For all my falling apart, do not think, for a second, that they have gotten through to me (with their darkness and their death). They need not get through to you, either.
You will likely want to know what it is like to have a permanent colostomy bag, but you are not comfortable asking. I will tell you.
It is a little bit awful.
It is not fully awful. It is a little bit awful. It is manageable, but not pleasant. It is a tiny bit awful. It concentrates and magnifies the processed un-pleasantries of life. In addition, you must come to terms with a complete loss of control, as to how and when things happen. Lastly, you must deal with the fact that you are wholly dependent, for the rest of your life, on very specific medical supplies that are not readily available at regular stores. They must be received in the mail, and you must have them with you at all times. Sometimes, I imagine what would happen, if the supplier stopped supplying. If there was a strike, or the factories shut down.
Or if they blew them up.
Eventually, I would have to fabricate my own bags. Wax and tape contraptions, adhered to my abdomen. The logistics would be messy and difficult to work out from scratch. This may seem dark to you. But if it does, then you have not delved deeply enough into the concept behind the statement. It is, in fact, anything but dark and despairing.
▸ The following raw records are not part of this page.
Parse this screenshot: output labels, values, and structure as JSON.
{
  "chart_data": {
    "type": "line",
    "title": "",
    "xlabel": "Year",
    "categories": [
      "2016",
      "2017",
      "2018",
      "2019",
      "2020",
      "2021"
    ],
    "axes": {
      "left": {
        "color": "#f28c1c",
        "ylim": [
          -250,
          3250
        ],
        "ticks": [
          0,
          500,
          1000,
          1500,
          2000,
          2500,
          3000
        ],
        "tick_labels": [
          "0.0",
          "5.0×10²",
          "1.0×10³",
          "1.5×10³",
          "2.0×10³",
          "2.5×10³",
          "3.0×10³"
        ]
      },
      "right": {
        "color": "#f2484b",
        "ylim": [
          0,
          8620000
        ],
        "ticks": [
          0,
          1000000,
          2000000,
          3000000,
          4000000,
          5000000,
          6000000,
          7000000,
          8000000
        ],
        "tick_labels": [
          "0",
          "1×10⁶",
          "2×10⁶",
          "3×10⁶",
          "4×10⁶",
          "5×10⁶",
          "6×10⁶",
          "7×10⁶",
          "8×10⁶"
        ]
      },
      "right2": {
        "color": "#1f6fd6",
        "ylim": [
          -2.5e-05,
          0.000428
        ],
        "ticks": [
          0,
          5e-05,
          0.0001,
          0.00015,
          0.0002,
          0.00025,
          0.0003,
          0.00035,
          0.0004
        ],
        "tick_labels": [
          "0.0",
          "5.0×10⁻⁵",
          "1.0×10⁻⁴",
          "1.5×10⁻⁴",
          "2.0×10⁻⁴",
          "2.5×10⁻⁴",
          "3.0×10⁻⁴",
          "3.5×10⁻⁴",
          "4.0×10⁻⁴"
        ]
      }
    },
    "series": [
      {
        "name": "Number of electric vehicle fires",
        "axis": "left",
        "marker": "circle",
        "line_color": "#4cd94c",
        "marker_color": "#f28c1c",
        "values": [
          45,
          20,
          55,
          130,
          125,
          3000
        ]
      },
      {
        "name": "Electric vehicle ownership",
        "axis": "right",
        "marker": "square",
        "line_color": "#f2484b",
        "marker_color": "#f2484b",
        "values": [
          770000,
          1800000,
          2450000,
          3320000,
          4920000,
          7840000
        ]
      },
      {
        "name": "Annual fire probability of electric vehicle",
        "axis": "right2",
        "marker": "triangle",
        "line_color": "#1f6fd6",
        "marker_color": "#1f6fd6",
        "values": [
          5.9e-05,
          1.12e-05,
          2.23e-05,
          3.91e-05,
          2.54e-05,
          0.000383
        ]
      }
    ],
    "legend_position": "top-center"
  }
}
I am speaking of surviving pointed towards thriving. If you cannot see yourself through to surviving, you cannot survive. It is as simple as that. You must, to a certain degree, generate yourself in your own imagination. And you should try to make a point about having a little fun with it.
But it is manageable to have a permanent colostomy bag. I will tell you more later.
[End Chapter Sixty One]
Alright, now I'm done, and I shall leave you alone.